Two things wrong at once. The test file uses random.sample inside the assertion (referencing the stdlib `random` module). And the `== 0` is wrong on its face — a random sample of 5000 distinct values has thousands of inversions, not zero. Looking at the source test function explains both: the test sets up `expected = 0` and then accumulates expected += ... inside a for loop, then asserts against the final expected. The extractor saw the initial `expected = 0` assignment and substituted that, missing the accumulating updates. And it had considered `random` safe because the test file imports it — but the bench loop's eval scope doesn't import anything.

The fix is one line removed. The safe set no longer trusts test-file imports. Assertions referencing imported modules get dropped via the unresolved-name check, with a stderr warning. After the fix, the inversion-counting problem extracts 8 well-formed assertions instead of 9 (one with a broken pair of conditions); the model passes all 8. Effective pass rate across the full 21-problem arena is now 21 of 21.

the measurement after the fix

Once the extractor handled the first five shapes, the seven previously-blocked problems got re-run through the loop. No retries, no escalation — the model gets one shot per problem with the corrected assertions:

problemassertions checkedresultwall
damerau-levenshtein12PASS 12/1223.0 s
dijkstra (extend-mode)10PASS 10/1010.1 s
graph BFS shortest path7PASS 7/78.5 s
kadane max subarray5PASS 5/56.4 s
subarray sum equals k8PASS 8/89.1 s
two-sum pair counting8PASS 8/85.1 s
wildcard pattern match16PASS 16/1611.1 s

Seven of seven. Sixty-three of sixty-three assertions. About eighty-four seconds total wall. These are textbook algorithm problems and the model recognizes them as such; the bench had just been refusing to check the answers.

what this means about measuring an autonomous loop

An autonomous loop that grades itself relies on its grader telling the truth. When the grader has bugs, the loop is grading itself against a noisy proxy — failures get recorded as model weaknesses when they're actually measurement bugs. The pattern is recursive: the autonomous loop's introspection (the same loop reading its own past results) is what surfaced these. Once the loop could look at its assertions and recognize "result is undefined," the bench-author bug was visible in under a minute.

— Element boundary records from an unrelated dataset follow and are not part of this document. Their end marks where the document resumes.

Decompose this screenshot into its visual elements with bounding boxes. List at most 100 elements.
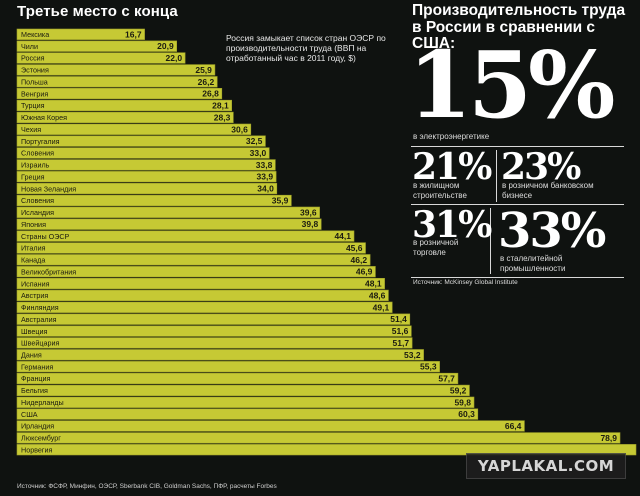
category-label: Чехия: [21, 125, 41, 134]
category-label: Венгрия: [21, 89, 48, 98]
category-label: Люксембург: [21, 434, 61, 443]
bar: [16, 88, 223, 100]
category-label: Польша: [21, 78, 48, 87]
value-label: 51,4: [390, 314, 407, 324]
divider: [411, 146, 624, 147]
bar: [16, 349, 424, 361]
bar: [16, 266, 376, 278]
category-label: Словения: [21, 149, 54, 158]
bar: [16, 99, 232, 112]
value-label: 46,9: [356, 267, 373, 277]
bar: [16, 432, 621, 444]
category-label: Франция: [21, 374, 51, 383]
value-label: 39,8: [302, 219, 319, 229]
value-label: 30,6: [231, 124, 248, 134]
bar: [16, 76, 218, 88]
value-label: 32,5: [246, 136, 263, 146]
value-label: 28,1: [212, 101, 229, 111]
category-label: Россия: [21, 54, 45, 63]
value-label: 51,6: [392, 326, 409, 336]
category-label: Великобритания: [21, 267, 76, 276]
category-label: Словения: [21, 196, 54, 205]
big-stat-value: 15%: [408, 31, 615, 139]
category-label: Австралия: [21, 315, 57, 324]
value-label: 34,0: [257, 184, 274, 194]
bar: [16, 64, 216, 76]
category-label: Страны ОЭСР: [21, 232, 70, 241]
stat-caption: в сталелитейной промышленности: [500, 254, 566, 273]
bar: [16, 40, 177, 52]
bar: [16, 242, 366, 254]
bar: [16, 147, 270, 159]
bar: [16, 301, 393, 313]
bar: [16, 111, 234, 123]
bar: [16, 396, 475, 408]
category-label: Эстония: [21, 66, 49, 75]
bar: [16, 159, 276, 171]
category-label: Чили: [21, 42, 38, 51]
bar: [16, 230, 355, 242]
stat-caption: в жилищном строительстве: [413, 181, 467, 200]
value-label: 16,7: [125, 29, 142, 39]
category-label: Греция: [21, 172, 45, 181]
category-label: Япония: [21, 220, 46, 229]
value-label: 45,6: [346, 243, 363, 253]
bar: [16, 206, 320, 218]
value-label: 51,7: [393, 338, 410, 348]
chart-title: Третье место с конца: [17, 3, 178, 20]
bar: [16, 28, 145, 40]
value-label: 59,2: [450, 385, 467, 395]
bar: [16, 325, 412, 337]
bar: [16, 277, 385, 290]
bar: [16, 289, 389, 302]
category-label: Финляндия: [21, 303, 59, 312]
bar: [16, 254, 371, 266]
bar: [16, 123, 252, 135]
category-label: Канада: [21, 256, 45, 265]
chart-subtitle: Россия замыкает список стран ОЭСР по про…: [226, 33, 386, 63]
category-label: Ирландия: [21, 422, 54, 431]
stat-value: 23%: [501, 146, 581, 188]
bar: [16, 408, 479, 420]
category-label: Германия: [21, 362, 53, 371]
value-label: 20,9: [157, 41, 174, 51]
category-label: Норвегия: [21, 445, 53, 454]
value-label: 25,9: [195, 65, 212, 75]
value-label: 57,7: [438, 374, 455, 384]
bar: [16, 171, 277, 183]
bar: [16, 444, 637, 456]
divider: [496, 150, 497, 202]
category-label: Испания: [21, 279, 50, 288]
value-label: 33,9: [257, 172, 274, 182]
category-label: Исландия: [21, 208, 54, 217]
bar: [16, 218, 322, 230]
value-label: 78,9: [600, 433, 617, 443]
divider: [411, 204, 624, 205]
chart-source: Источник: ФСФР, Минфин, ОЭСР, Sberbank C…: [17, 483, 277, 490]
value-label: 28,3: [214, 112, 231, 122]
category-label: Новая Зеландия: [21, 184, 76, 193]
category-label: Италия: [21, 244, 46, 253]
bar: [16, 313, 411, 325]
category-label: Израиль: [21, 161, 50, 170]
value-label: 60,3: [458, 409, 475, 419]
category-label: США: [21, 410, 38, 419]
value-label: 39,6: [300, 207, 317, 217]
value-label: 22,0: [166, 53, 183, 63]
value-label: 33,0: [250, 148, 267, 158]
value-label: 53,2: [404, 350, 421, 360]
category-label: Турция: [21, 101, 45, 110]
category-label: Мексика: [21, 30, 49, 39]
category-label: Швеция: [21, 327, 47, 336]
comparison-source: Источник: McKinsey Global Institute: [413, 279, 518, 286]
bar: [16, 372, 459, 385]
value-label: 35,9: [272, 196, 289, 206]
stat-value: 21%: [412, 146, 492, 188]
value-label: 66,4: [505, 421, 522, 431]
value-label: 59,8: [454, 397, 471, 407]
bar: [16, 194, 292, 207]
divider: [490, 208, 491, 274]
stat-value: 33%: [498, 203, 606, 259]
site-watermark: YAPLAKAL.COM: [466, 453, 626, 479]
stat-caption: в розничном банковском бизнесе: [502, 181, 594, 200]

Bench-author bugs accumulate quietly. Test files get refactored, problems get added, the extractor stays the same. None of the seven shapes were obvious from any single test failure — the pattern only became visible when grouped by failing-assertion shape across the whole bench. The substrate's own introspection (its log of past attempts) is the load-bearing primitive for finding them. Without that log we'd be guessing.

The seventh shape is also a reminder that publishing a finding is not the end of the audit. This note went up the same day with six shapes. Running the full bench one more time the same day surfaced a seventh. The substrate kept auditing itself, and the public version got updated. That's the publish-as-procedural rule: the living lab's external face tracks the substrate's actual state, not the state at the moment of first writing.

what we are still figuring out

Two problems use stateful test patterns that the extractor cannot safely flatten — an LRU cache and an LRU cache with TTL. The tests build the cache, push values in, then assert on the resulting state. There's no clean way to fold three lines of imperative setup into a single boolean expression for the eval. The current fix drops these assertions with a loud warning, so the operator can see them clearly. The right next step is to fall back to running pytest in a subprocess against the model's code and the test file directly — a larger change because it requires plumbing pytest's output parsing into the bench loop.

The sixth shape — hidden rule in the spec — also lives unfixed. The problem statement that says "clean a phone number" doesn't tell the model the convention is to strip the leading 1 (a US-specific dialing convention). The model writes a literally-correct "keep digits" function and the test rejects it. This one is a spec-clarification issue, not an extractor one. The fix is to write the convention into the problem statement.